Some of these metrics will be computed for the speficied contributor groups, over time.

## Goal: determining attraction / retention

An important characteristic of a how a community evolves is how contributors are joining and leaving. Determining when contributors leave is not easy (as they could be on a temporary leave, but coming back later), but if after a certain period they are still inactive, it is very likely they can be considered 'gone'. With this definition, the evolution of attraction and retention, and its difference (net gain of developers, which can be negative) can be computed.

These data could be determined for each of the specific contributors groups defined in the first goal. 

This goal can be refined in the following questions:

**Questions**:

* [How many contributors are joining the community?](http://localhost:8888/notebooks/mozilla-contribution-analysis/data-analysis/Determining%20Attraction%20Retention.ipynb#Attraction)
* [How many contributors are no longer active (leaving) in the community?](http://localhost:8888/notebooks/mozilla-contribution-analysis/data-analysis/Determining%20Attraction%20Retention.ipynb#Retention)
* [How is the attraction / retention ratio, and the net gain of contributors, over time?](http://localhost:8888/notebooks/mozilla-contribution-analysis/data-analysis/Determining%20Attraction%20Retention.ipynb#Evolution-of-Community)

To answer these questions, the following metrics can be used:

**Metrics**:

* Number of contributors joining the community over time (attracted)
* Number of contirbutors leaving (becoming inactive) over time
* Number of contributors not leaving (retained) over time

These metrics can be computed for each of the "cohorts", defined as the groups of contributors joining during a certain period of time (for example, during each year).

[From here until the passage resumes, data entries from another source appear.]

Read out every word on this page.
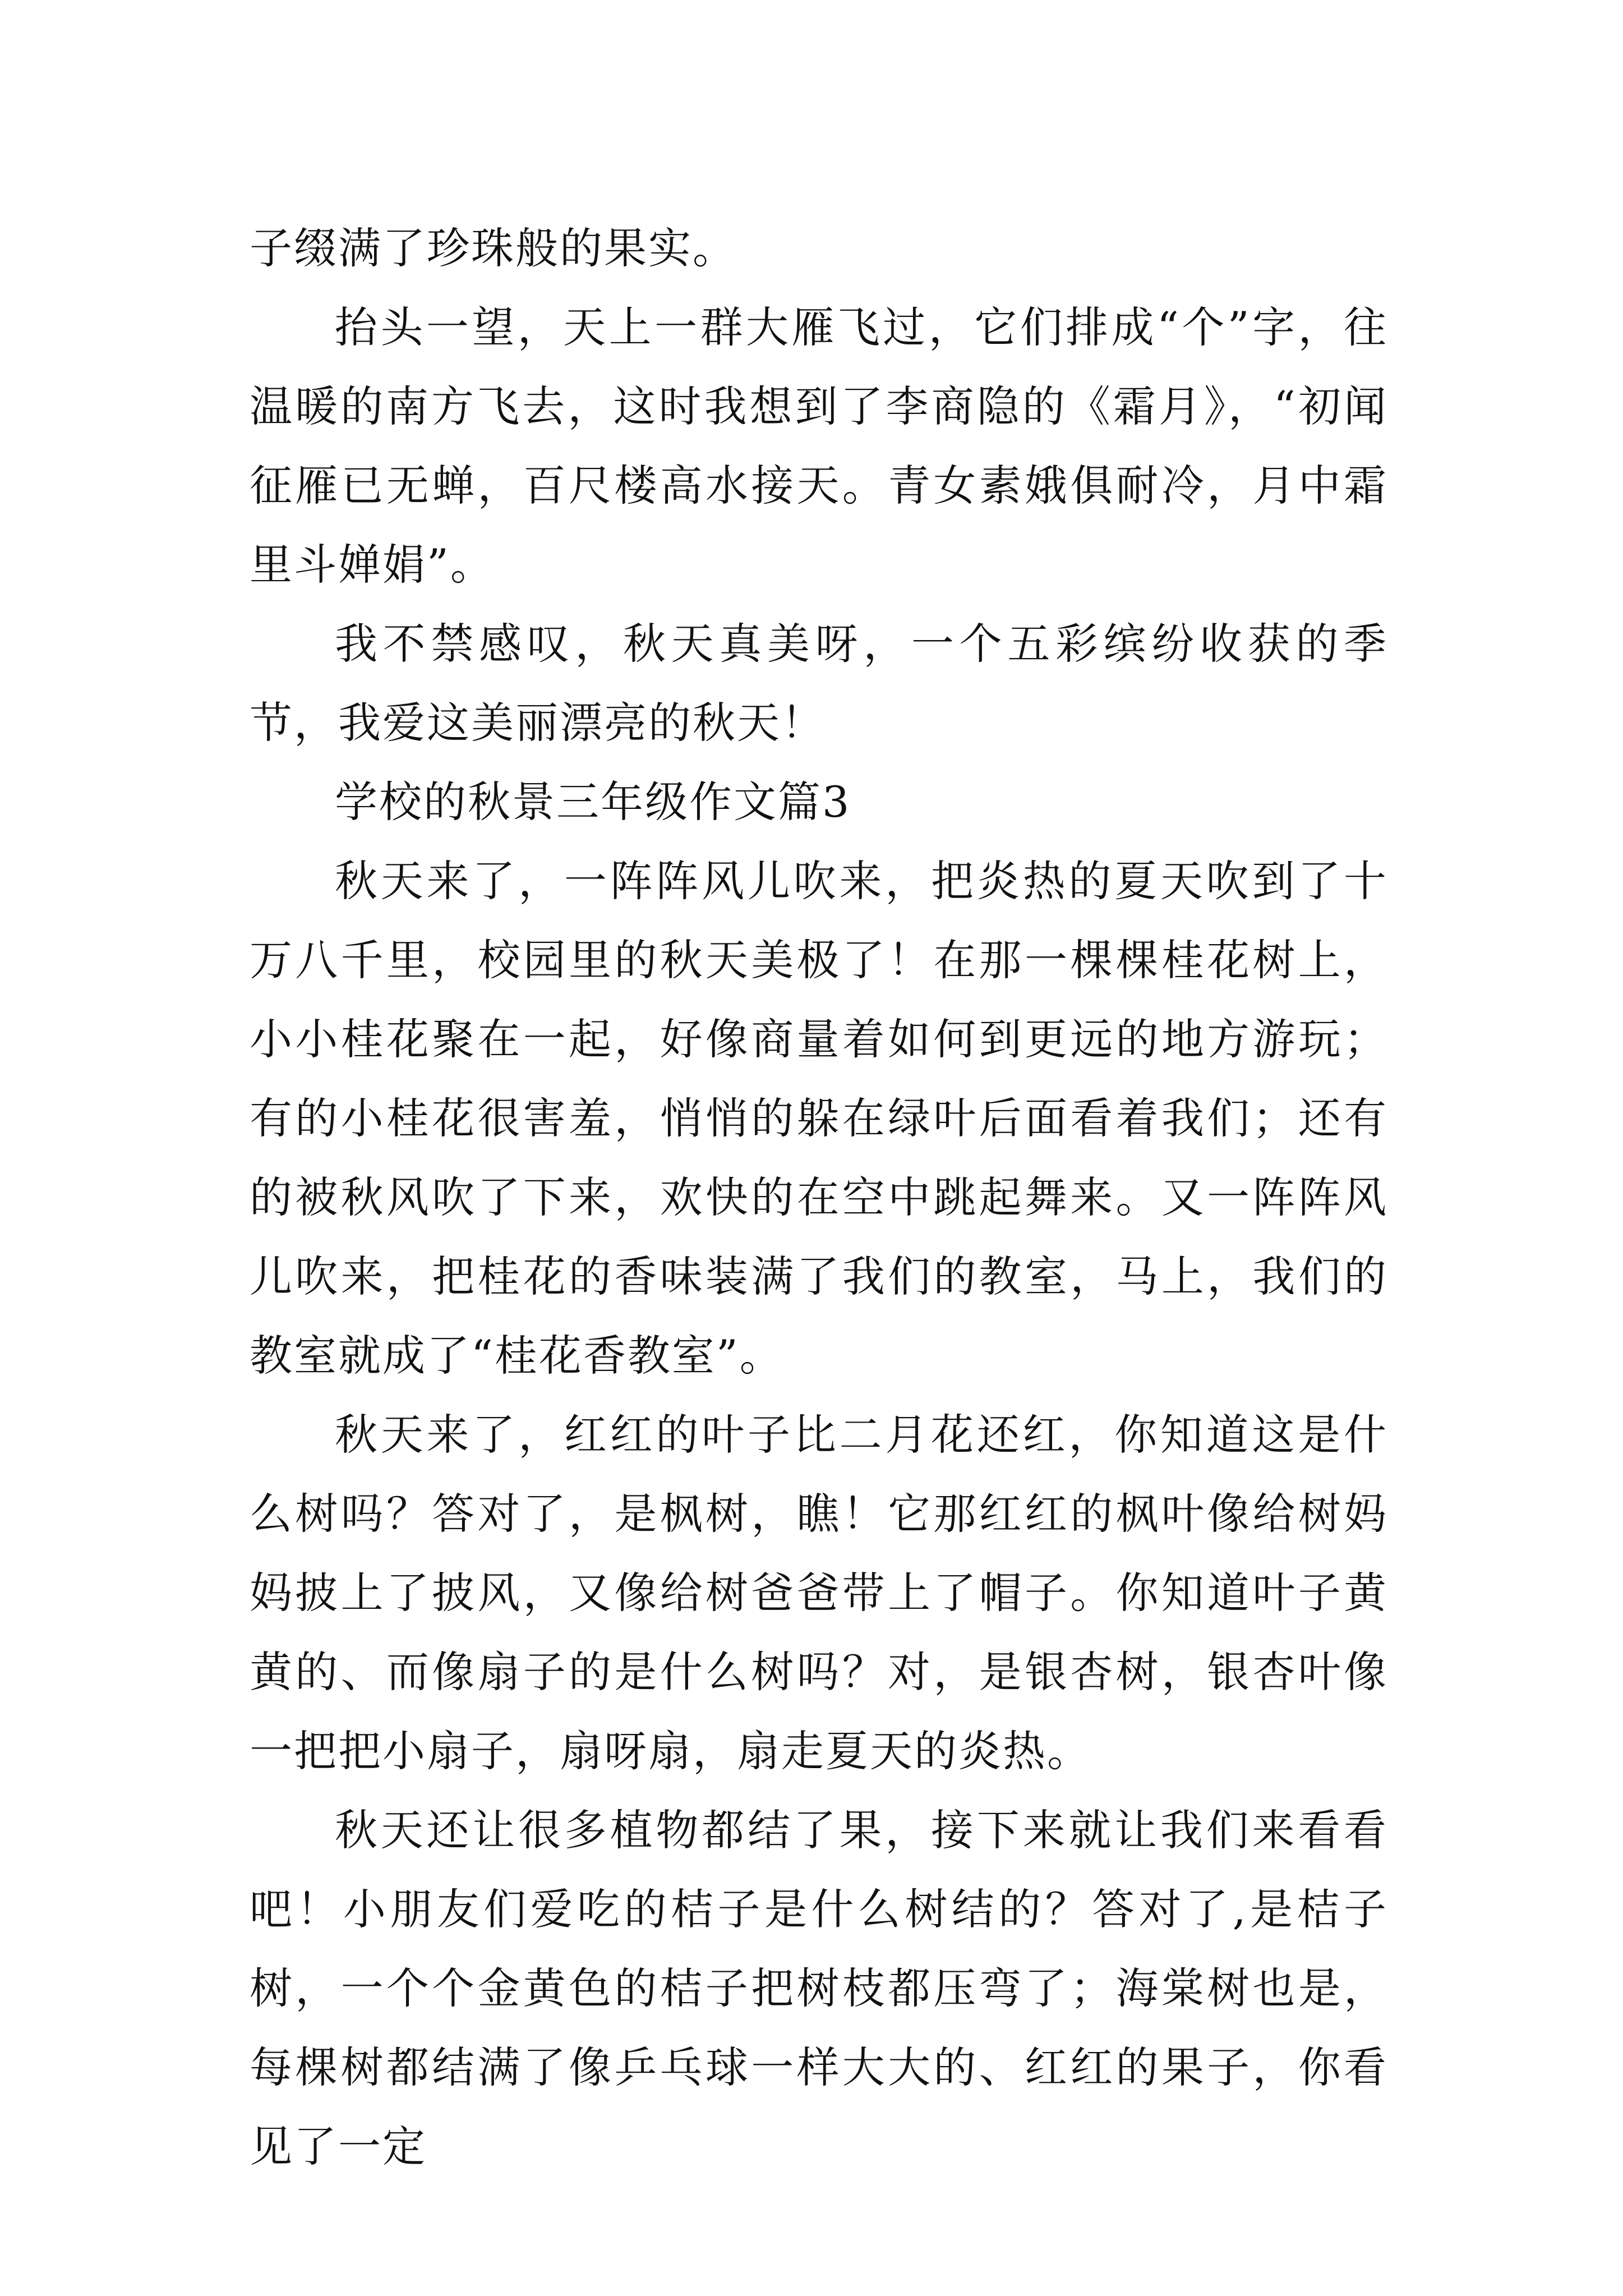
子缀满了珍珠般的果实。

抬头一望，天上一群大雁飞过，它们排成“个”字，往温暖的南方飞去，这时我想到了李商隐的《霜月》，“初闻征雁已无蝉，百尺楼高水接天。青女素娥俱耐冷，月中霜里斗婵娟”。

我不禁感叹，秋天真美呀，一个五彩缤纷收获的季节，我爱这美丽漂亮的秋天！

学校的秋景三年级作文篇3

秋天来了，一阵阵风儿吹来，把炎热的夏天吹到了十万八千里，校园里的秋天美极了！在那一棵棵桂花树上，小小桂花聚在一起，好像商量着如何到更远的地方游玩；有的小桂花很害羞，悄悄的躲在绿叶后面看着我们；还有的被秋风吹了下来，欢快的在空中跳起舞来。又一阵阵风儿吹来，把桂花的香味装满了我们的教室，马上，我们的教室就成了“桂花香教室”。

秋天来了，红红的叶子比二月花还红，你知道这是什么树吗？答对了，是枫树，瞧！它那红红的枫叶像给树妈妈披上了披风，又像给树爸爸带上了帽子。你知道叶子黄黄的、而像扇子的是什么树吗？对，是银杏树，银杏叶像一把把小扇子，扇呀扇，扇走夏天的炎热。

秋天还让很多植物都结了果，接下来就让我们来看看吧！小朋友们爱吃的桔子是什么树结的？答对了,是桔子树，一个个金黄色的桔子把树枝都压弯了；海棠树也是，每棵树都结满了像乒乓球一样大大的、红红的果子，你看见了一定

Some of these metrics will be computed for the speficied contributor groups, over time.

## Goal: understanding connections

Analyze connections within the community in order to understand relations between contributors, groups, and projects.

This goal can be refined in the following questions:

**Questions**:

* Do specific groups tend to contribute to particular projects?
* Which groups and/or contributors act as nexus between different projects?
* Which contributors / groups are isolated according to their activity patterns?

These questions can be answered with the following metrics:

**Metrics**:

(to be completed)

* Contributors organized by number of projects / repositories to which they contribute
* Groups organized by number of projects / repositories to which they contribute

Some of these metrics will be computed for the speficied contributor groups, over time.

## Goal: diversity analysis

This goal is focused on analyzing diversity from several points of view: affiliation, gender, geographical area. This will show how diverse are the different areas of contributions in the project, and will help to spot points with low or extremely high diversity. A careful analysis will also help to understand if certain groups are beeing expelled or attracted to certain areas of contribution (for example, projects).

These goals can be refined in the following questions:

**Questions**:

* How is the organization diversity in different areas of the project?
* On how many organizations does the project critically depends?
* How is the gender diversity in different areas of the project?
* Can areas of the project be identified that are specially diverse (or not) from the gender point of view?
* How is geographical diversity in different areas of the project?
* Can areas of the project be identified that are specially diverse (or not) from the geographical origin point of view?

These questions can be answered with the following metrics:

**Metrics**:

* Number of organizations contributing to each project.
* Gender balance in each project.
* Geographical balance in each project.

Each of those metrics can be computed over time. Some of these metrics will be computed for the speficied contributor groups, over time.